Model-Based Development: A Day In The Life

Model-Based Development for ABL has enormous potential for reducing the time and cost of original development while increasing quality and providing really dramatic improvements in the responsiveness to changed requirements. This presentation describes various development scenarios and describes how Model-Based Development would happen in each environment.

Practical Considerations in OOABL Programming

Presented at Revolution 2011 - 19-22 September 2011.

Although there are some possible parallels, best practice 3GL object-oriented programming (OOP) is very different in structure from traditional ABL programming. This presentation will review a number of principles of best practice
OOP and explore how these principles can be implemented in the context of ABL. Comparisons will be made of alternate approaches based on performance and principles.
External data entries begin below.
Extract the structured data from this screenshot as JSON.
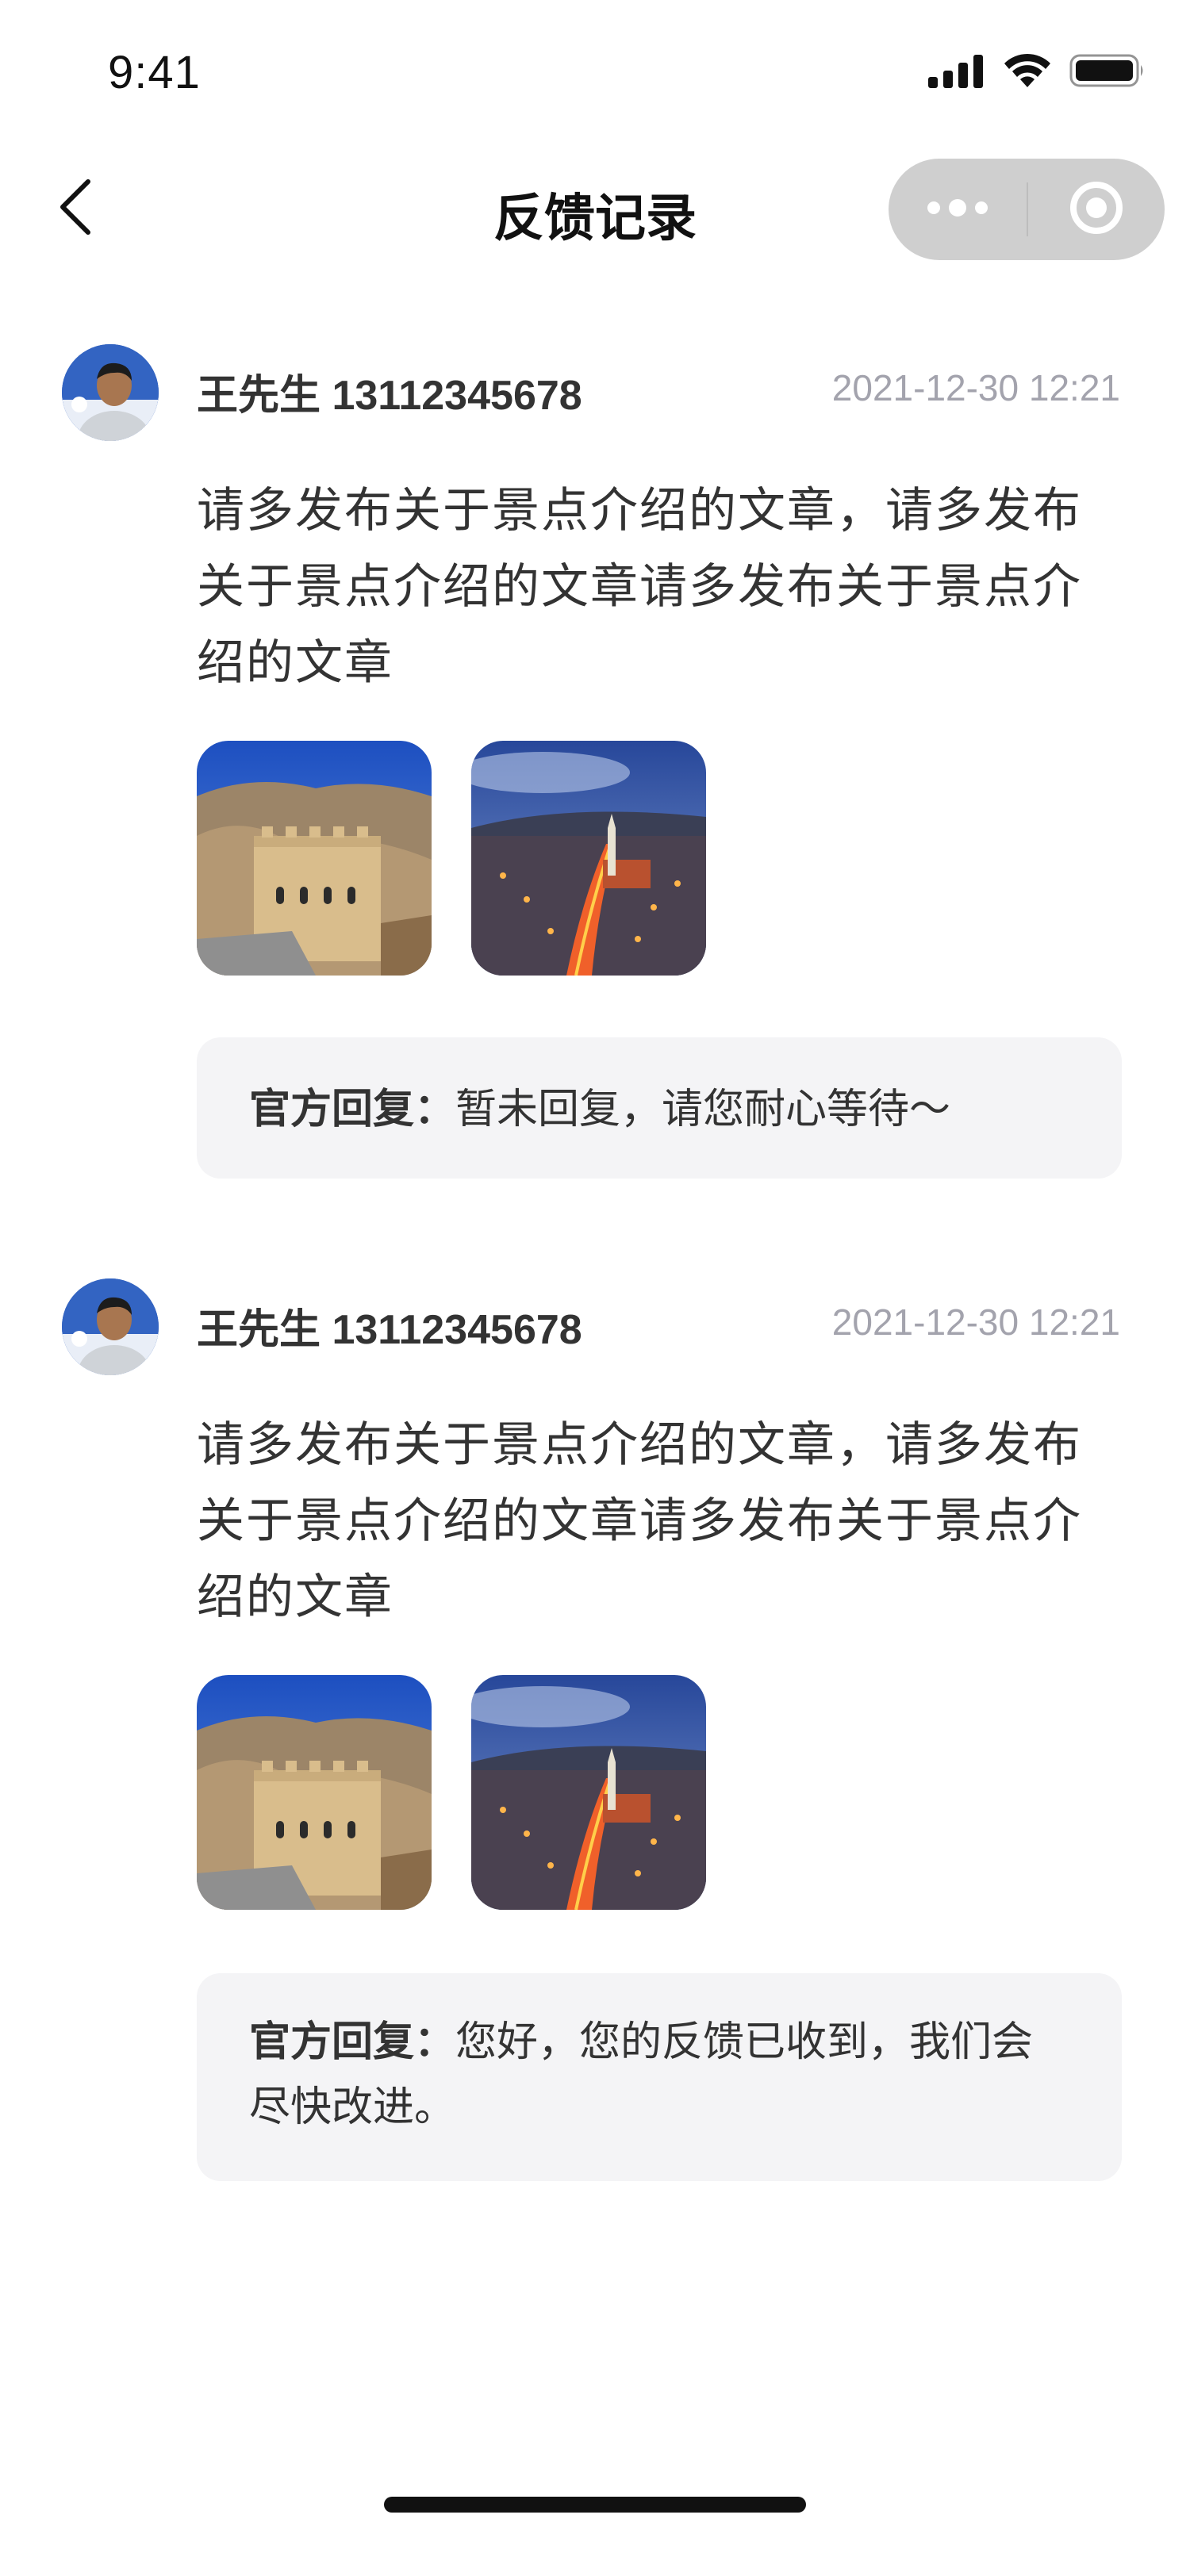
{
  "status_bar": {
    "time": "9:41",
    "icons": [
      "cellular-signal-icon",
      "wifi-icon",
      "battery-icon"
    ]
  },
  "nav": {
    "title": "反馈记录",
    "back_icon": "chevron-left-icon",
    "capsule_icons": [
      "more-dots-icon",
      "close-target-icon"
    ]
  },
  "feedback": [
    {
      "user": "王先生 13112345678",
      "time": "2021-12-30 12:21",
      "content": "请多发布关于景点介绍的文章，请多发布关于景点介绍的文章请多发布关于景点介绍的文章",
      "images": [
        "great-wall-photo",
        "city-night-photo"
      ],
      "reply_label": "官方回复：",
      "reply_text": "暂未回复，请您耐心等待～"
    },
    {
      "user": "王先生 13112345678",
      "time": "2021-12-30 12:21",
      "content": "请多发布关于景点介绍的文章，请多发布关于景点介绍的文章请多发布关于景点介绍的文章",
      "images": [
        "great-wall-photo",
        "city-night-photo"
      ],
      "reply_label": "官方回复：",
      "reply_text": "您好，您的反馈已收到，我们会尽快改进。"
    }
  ],
  "colors": {
    "text_primary": "#333333",
    "text_muted": "#a3a3ad",
    "reply_bg": "#f4f4f6",
    "capsule_bg": "#cfcfcf"
  }
}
The goal of this session will be to assist in making choices about OO implementation alternatives.

Presentation is attached.

To Code or Not To Code: That is the Question

This presentation was originally given 7 June 2011 at PUG Challenge Americas.
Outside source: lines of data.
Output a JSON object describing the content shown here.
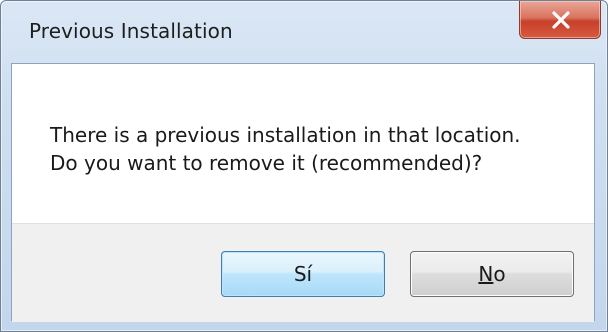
{
  "window": {
    "title": "Previous Installation",
    "close_icon": "close-icon"
  },
  "message": {
    "line1": "There is a previous installation in that location.",
    "line2": "Do you want to remove it (recommended)?"
  },
  "buttons": {
    "yes_label": "Sí",
    "no_mnemonic": "N",
    "no_rest": "o"
  },
  "colors": {
    "close_button": "#c8402a",
    "default_button_border": "#3c7fb1",
    "button_area": "#f0f0f0"
  }
}
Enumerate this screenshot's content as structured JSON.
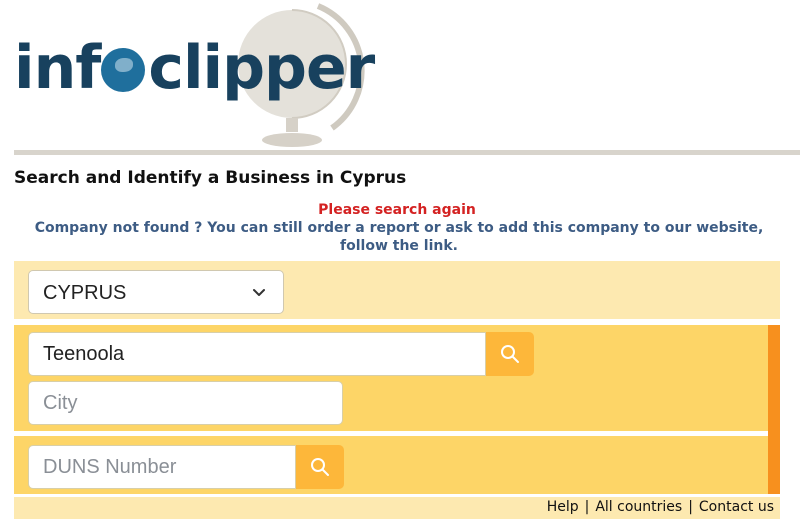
{
  "logo": {
    "part1": "inf",
    "part2": "clipper",
    "alt": "infoclipper"
  },
  "page_title": "Search and Identify a Business in Cyprus",
  "messages": {
    "error": "Please search again",
    "info": "Company not found ? You can still order a report or ask to add this company to our website, follow the link."
  },
  "country_select": {
    "value": "CYPRUS"
  },
  "company_search": {
    "value": "Teenoola",
    "placeholder": ""
  },
  "city": {
    "value": "",
    "placeholder": "City"
  },
  "duns": {
    "value": "",
    "placeholder": "DUNS Number"
  },
  "footer": {
    "help": "Help",
    "all_countries": "All countries",
    "contact": "Contact us",
    "separator": "|"
  },
  "colors": {
    "panel_light": "#fde9b0",
    "panel_dark": "#fdd567",
    "accent": "#f7901e",
    "button": "#fdb73a",
    "error": "#d42222",
    "info": "#3d5c84",
    "logo": "#18415e"
  },
  "icons": {
    "search": "search-icon",
    "chevron": "chevron-down-icon",
    "globe": "globe-icon"
  }
}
Thinking OO for the Legacy ABL Programmer

This presentation was delivered at PUG Challenge Americas on 6 June 2011.

A Path to Model-To-Code Translation in ABL

Model-to-Code translation has the potential to provide the high development productivity and responsiveness required to meet modern business requirements. This paper reviews issues of completeness, action language, realized code, user interfaces, alternate models, and frameworks. This discussion leads to a proposed recommended path for the development of these tools.

Background

Rapid Business Change and ABL Productivity

Experts tell us that the rate of change in business today has increased dramatically. This creates demands for rapid software development and quick changes to existing software. The compelling story for ABL as a fourth generation language (4GL) has always been productivity. However, the productivity advantage ABL once enjoyed over third generation languages seems not to be as great as it was 20 years ago. I review issues in ABL productivity leading to a proposal for Progress Software to explore Model-to-Code translation techniques as a means of substantially boosting ABL productivity and responsiveness.